Até nossos dias, Silvério dos Reis encarnou a personalidade mais abjeta e repulsiva da História. Mesmo aqueles que se regozijam e se comprazem com a traição, como disse Cervantes no Dom Quixote, sentem irreprimível aversão ao traidor. Mas os tempos são outros, conquanto nos ensine a inspirada sabedoria dos poetas que o tempo não passa, os homens é que mudam. E vemos hoje a delação premiada e criteriosamente negociada (Silvério dos Reis também pactuou a sua com o visconde de Barbacena) entronizar-se como a modernidade em matéria de investigação criminal e o inexorável futuro do processo penal. Tal e qual voga extravagante e nociva que de vez em quando empolga a sociedade, associa-se às interceptações telefônicas e telemáticas como o mais eficiente e milagroso instrumento da ciência da investigação criminal. A velha e boa pesquisa técnica de busca e análise de vestígios materiais das infrações penais e indícios seguros de sua autoria, tão demorada e afanosa, cede passo ao pragmatismo conveniente e à célere facilidade da câmera de vídeo. Desenvolveu-se uma espécie de impaciência (ou macunaímica preguiça?) com o trabalho percuciente e minucioso da busca científica da verdade criminal. Proclama-se a obsolescência da ciência de Sherlock Holmes, tão talentosamente realçada pelo imaginoso talento de Arthur Conan Doyle, e se fez a opção definitiva pela perigosa superficialidade do “basta ouvir alguém dizer”.




Indispensável consignar que ordinariamente delações não são espontâneas nem livres.
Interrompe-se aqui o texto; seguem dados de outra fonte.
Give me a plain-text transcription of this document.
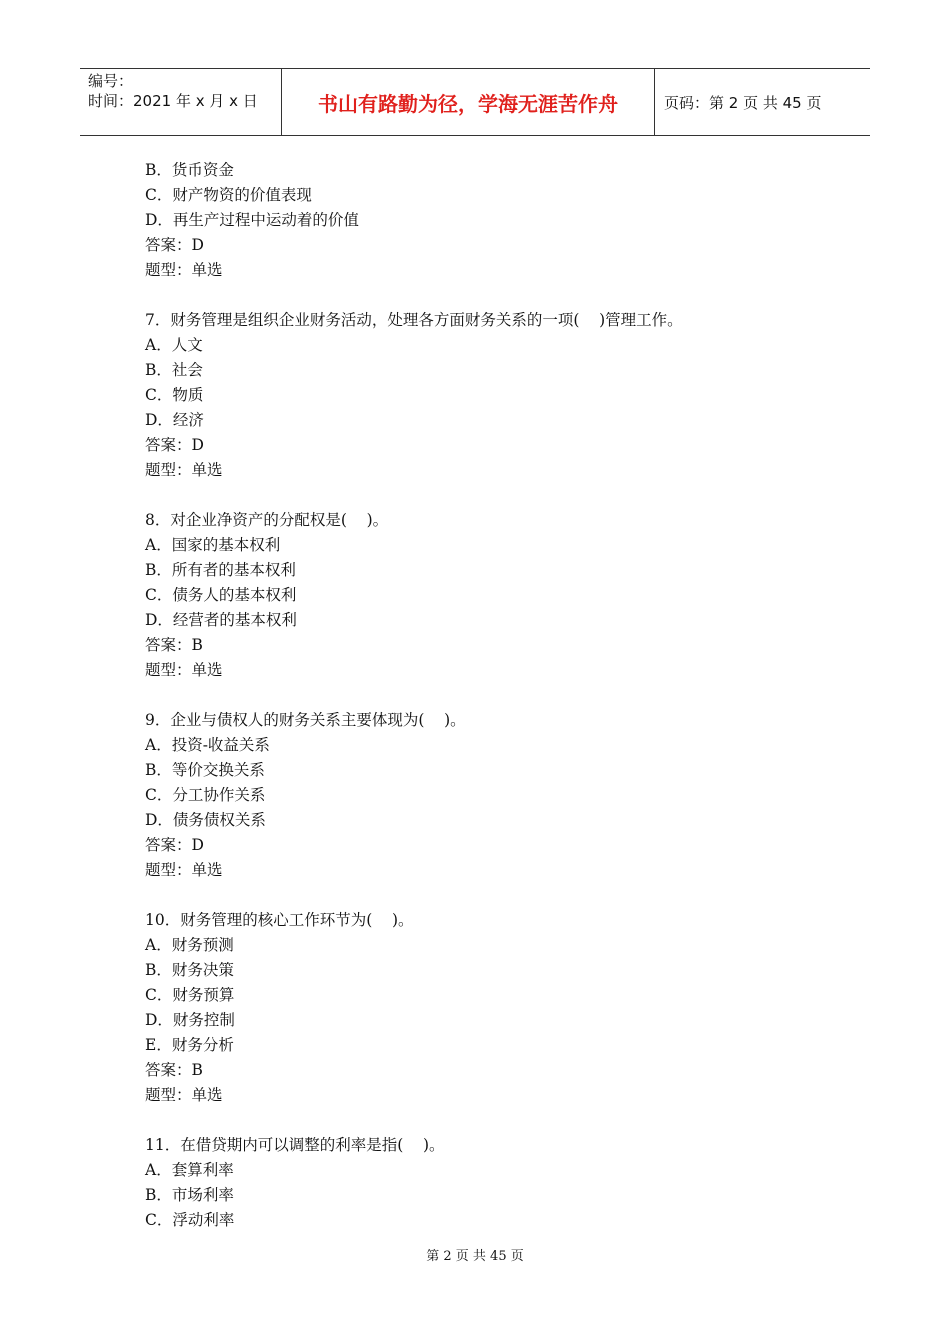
编号：
时间：2021 年 x 月 x 日	书山有路勤为径，学海无涯苦作舟	页码：第 2 页 共 45 页
B．货币资金
C．财产物资的价值表现
D．再生产过程中运动着的价值
答案：D
题型：单选
7．财务管理是组织企业财务活动，处理各方面财务关系的一项(    )管理工作。
A．人文
B．社会
C．物质
D．经济
答案：D
题型：单选
8．对企业净资产的分配权是(    )。
A．国家的基本权利
B．所有者的基本权利
C．债务人的基本权利
D．经营者的基本权利
答案：B
题型：单选
9．企业与债权人的财务关系主要体现为(    )。
A．投资-收益关系
B．等价交换关系
C．分工协作关系
D．债务债权关系
答案：D
题型：单选
10．财务管理的核心工作环节为(    )。
A．财务预测
B．财务决策
C．财务预算
D．财务控制
E．财务分析
答案：B
题型：单选
11．在借贷期内可以调整的利率是指(    )。
A．套算利率
B．市场利率
C．浮动利率
第 2 页 共 45 页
Homens outrora poderosos, agora alquebrados pelo sofrimento do cárcere desumano, desesperados por penas excessivas, atormentados pela perspectiva de terminarem seus dias na prisão, são conduzidos por certos agentes da autoridade ao mercado de escambos onde lhes arrancam informações em troca de penas mais leves ou mesmo da liberdade em que possam usufruir o butim amealhado. Homens partidos são tangidos para a delação não em busca de títulos ou pensões – embora alguns tenham recebido vantagens pessoais na mesma bandeja em que serviram a cabeça dos delatados. De suas gargantas asfixiadas pelo garrote vil do constrangimento emergem novos autos de devassa, com sanha persecutória e desfecho semelhantes ao de Vila Rica. Na medida em que a prova se mostra débil, insuficiente, convoca-se um colaborador de plantão para transfundir sangue novo na anêmica artéria da acusação. Se no tempo dos porões do autoritarismo o preso era frequentemente levado ao pau de arara para novas confissões, os “colaboradores” agora são chamados a sucessivas etapas da delação conforme vão surgindo as necessidades acusatórias. Sua recusa significa imediato retorno à enxovia.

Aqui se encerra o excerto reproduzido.